On that Sunday two days later they would once again come from behind to beat Finland, securing gold. Maybe the most powerful moment of all was at the awards ceremony where captain Mike Eruzione brought all 20 players together on a little podium and the crowd chanted USA, USA, USA,USA! It was a day that anybody that was alive at the time will remember forever!
Mike Tyson’s notorious “bite fight” stands as one of the most dramatic and divisive incidents in professional boxing history. The event occurred during an encounter between Tyson and Evander Holyfield on June 28, 1997, at MGM Grand Garden Arena in Las Vegas, Nevada.
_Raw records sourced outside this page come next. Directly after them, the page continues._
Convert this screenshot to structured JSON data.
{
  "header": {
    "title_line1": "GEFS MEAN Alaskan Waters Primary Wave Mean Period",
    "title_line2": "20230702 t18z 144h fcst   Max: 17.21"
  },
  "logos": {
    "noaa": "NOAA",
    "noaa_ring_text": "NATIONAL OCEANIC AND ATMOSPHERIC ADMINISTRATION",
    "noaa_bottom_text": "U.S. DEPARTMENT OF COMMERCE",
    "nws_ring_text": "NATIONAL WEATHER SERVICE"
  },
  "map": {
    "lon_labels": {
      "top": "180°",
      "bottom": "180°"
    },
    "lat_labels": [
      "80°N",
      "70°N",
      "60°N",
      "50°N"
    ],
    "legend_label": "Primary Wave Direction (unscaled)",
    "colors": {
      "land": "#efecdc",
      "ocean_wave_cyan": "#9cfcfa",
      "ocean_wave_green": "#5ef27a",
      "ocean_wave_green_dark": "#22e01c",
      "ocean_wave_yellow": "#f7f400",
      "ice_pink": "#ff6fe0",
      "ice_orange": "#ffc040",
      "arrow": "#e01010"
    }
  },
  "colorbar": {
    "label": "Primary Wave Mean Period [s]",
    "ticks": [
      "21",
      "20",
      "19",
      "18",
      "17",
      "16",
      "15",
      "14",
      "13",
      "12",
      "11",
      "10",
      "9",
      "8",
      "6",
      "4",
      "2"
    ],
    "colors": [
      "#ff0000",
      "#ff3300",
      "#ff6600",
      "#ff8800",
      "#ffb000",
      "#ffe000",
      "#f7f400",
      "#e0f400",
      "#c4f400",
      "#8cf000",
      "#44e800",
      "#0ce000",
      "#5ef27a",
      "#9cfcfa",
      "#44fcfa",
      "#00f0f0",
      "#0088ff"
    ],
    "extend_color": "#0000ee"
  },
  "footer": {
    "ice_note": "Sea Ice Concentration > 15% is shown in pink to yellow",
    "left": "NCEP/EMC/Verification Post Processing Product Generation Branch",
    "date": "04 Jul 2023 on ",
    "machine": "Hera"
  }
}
Was Mike Tyson a Monster or a Myth?
Turning Point of Fight During Round 3 — Tyson took an unprecedented and controversial action during a clinch when frustrated with Holyfield’s tactics and headbutts (which he believed were intentional), bit Holyfield’s right ear during a clinch, tearing away part of its cartilage in one bite – an action which led Mills Lane, refereeing the fight, to stop it immediately and deduct two points from Tyson as punishment for this foul act.
The “Hand of God” incident became iconic and controversial during the 1986 FIFA World Cup held in Mexico, when legendary Argentine footballer Diego Maradona’s hand gesture made international headlines during a quarter-final match between Argentina and England on June 22, 1986.
Maradona scored one of the most iconic goals in football history during the 51st minute of their game by using his left hand to punch the ball into the net, scoring what has since become known as a “Hand of God goal”. Although protests from English players were lodged against this goal being allowed by the referee, who believed Maradona used his head. Maradona later described this goal as having come about “partly through my head and partly from God”, leading many commentators and analysts to coin the term “Hand of God goal”.
“The Catch” stands as one of the most memorable and lasting episodes in American football history. This moment took place during the 1981 NFC Championship between the San Francisco 49ers and Dallas Cowboys – it would eventually transform both franchises, leaving an unforgettable mark on both of them and on all NFL fans worldwide.
With only 58 seconds remaining and facing 3rd down and three yards to go at the Cowboy’s 6-yard line, relatively unknown wide receiver Dwight Clark ran a route towards the back of the end zone. Joe Montana launched a high pass that Clark leapt for, stretching his 6’4″ frame out before making an incredible fingertip catch only inches above Cowboys cornerback Everson Walls to seal a 28-27 win for San Francisco and secure Montana’s legacy as one of history’s greatest quarterbacks. This play capped off 14 plays totalling 83 yards that Montana engineered for San Francisco that helped secure victory and solidify his legacy as one of history’s finest quarterbacks ever.
In a 1951 playoff game between the Brooklyn Dodgers and New York Giants. Giants player Bobby Thompson hit an iconic walk-off home run that has stood the test of time. Tthe Giants win the Pennant, the Giants win the Pennant!